I kto wie, czy nie będzie jej szkoleniowcem także w reprezentacji Polski. W rozmowie dla sport.tvp.pl potwierdził, że jest tym zainteresowany. - Złożyłem dokumenty, to już nie sekret. Nikt się jeszcze ze mną nie skontaktował. Wiem, że teraz związek zbierze się, żeby omówić wszystkie kandydatury.

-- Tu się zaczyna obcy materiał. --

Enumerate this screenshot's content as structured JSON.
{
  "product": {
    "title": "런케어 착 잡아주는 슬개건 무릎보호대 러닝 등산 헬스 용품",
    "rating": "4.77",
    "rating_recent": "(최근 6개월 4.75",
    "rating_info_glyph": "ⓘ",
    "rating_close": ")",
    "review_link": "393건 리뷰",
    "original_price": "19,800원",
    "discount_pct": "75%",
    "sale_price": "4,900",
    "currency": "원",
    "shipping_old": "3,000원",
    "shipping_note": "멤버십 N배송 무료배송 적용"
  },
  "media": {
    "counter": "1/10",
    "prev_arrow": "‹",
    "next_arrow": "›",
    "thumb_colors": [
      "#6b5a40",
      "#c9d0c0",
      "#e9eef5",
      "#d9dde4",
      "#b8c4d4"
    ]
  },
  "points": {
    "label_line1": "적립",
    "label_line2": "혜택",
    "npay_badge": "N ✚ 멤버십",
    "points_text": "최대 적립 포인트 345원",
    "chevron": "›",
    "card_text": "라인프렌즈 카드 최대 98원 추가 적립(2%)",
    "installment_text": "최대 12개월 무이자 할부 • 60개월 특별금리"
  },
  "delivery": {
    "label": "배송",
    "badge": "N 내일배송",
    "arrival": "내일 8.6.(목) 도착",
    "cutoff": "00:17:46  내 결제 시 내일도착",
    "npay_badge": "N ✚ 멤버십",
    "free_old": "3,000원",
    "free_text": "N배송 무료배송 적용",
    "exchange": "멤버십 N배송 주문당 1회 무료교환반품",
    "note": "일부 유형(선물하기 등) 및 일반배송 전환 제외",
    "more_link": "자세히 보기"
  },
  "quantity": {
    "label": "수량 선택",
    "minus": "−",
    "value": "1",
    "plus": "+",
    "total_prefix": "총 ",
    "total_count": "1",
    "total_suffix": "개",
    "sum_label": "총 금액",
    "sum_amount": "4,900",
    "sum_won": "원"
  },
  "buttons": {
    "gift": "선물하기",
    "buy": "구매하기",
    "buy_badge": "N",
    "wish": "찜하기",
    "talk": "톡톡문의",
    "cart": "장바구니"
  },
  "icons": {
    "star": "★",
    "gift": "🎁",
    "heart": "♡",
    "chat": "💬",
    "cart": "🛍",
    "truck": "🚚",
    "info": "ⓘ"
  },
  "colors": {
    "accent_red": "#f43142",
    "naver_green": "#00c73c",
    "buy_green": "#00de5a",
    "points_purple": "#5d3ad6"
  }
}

Jestem przekonany, że mogę pomóc tej kadrze i byłbym odpowiednim trenerem - mówił nam Włoch.
Co sądzi o polskiej kadrze? - Jeśli nie myślałbym, że mogę z nią coś osiągnąć, tobym się nie zgłosił. Obserwowałem ją już długo i nie tylko na mistrzostwach Europy czy w Lidze Narodów, a choćby na mistrzostwach świata U-20. Wiem, że macie utalentowane zawodniczki, które można wdrożyć do zespołu i które mogą odgrywać w nim ważną rolę. Czy plan to kwalifikacja olimpijska na igrzyska w Paryżu za trzy lata? Jeśli wejdę do tego zespołu, to tak. Od pierwszej chwili - zaznaczył Santarelli, który do tej pory prowadził kadrę Chorwatek. - Czas na zmiany. Nie czuję, że mogę tam jeszcze coś więcej osiągnąć, wnieść coś nowego. Chcę spróbować czegoś nowego i czuję, że reprezentacja Polski jest dla mnie wielką szansą - dodał.
Jest zatem jednym z 24 trenerów, którzy chcieliby poprowadzić kadrę siatkarek. Wybór może nastąpić najwcześniej w grudniu - zebranie zarządu PZPS zaplanowano dokładnie na 3 grudnia. Na razie ma jednak na głowie kolejne mecze jego Conegliano. Kolejny już w środę, 24 listopada z ZOK Ub w pierwszym spotkaniu nowego sezonu Ligi Mistrzyń, do którego jego zespół przystąpi jako obrońca trofeum.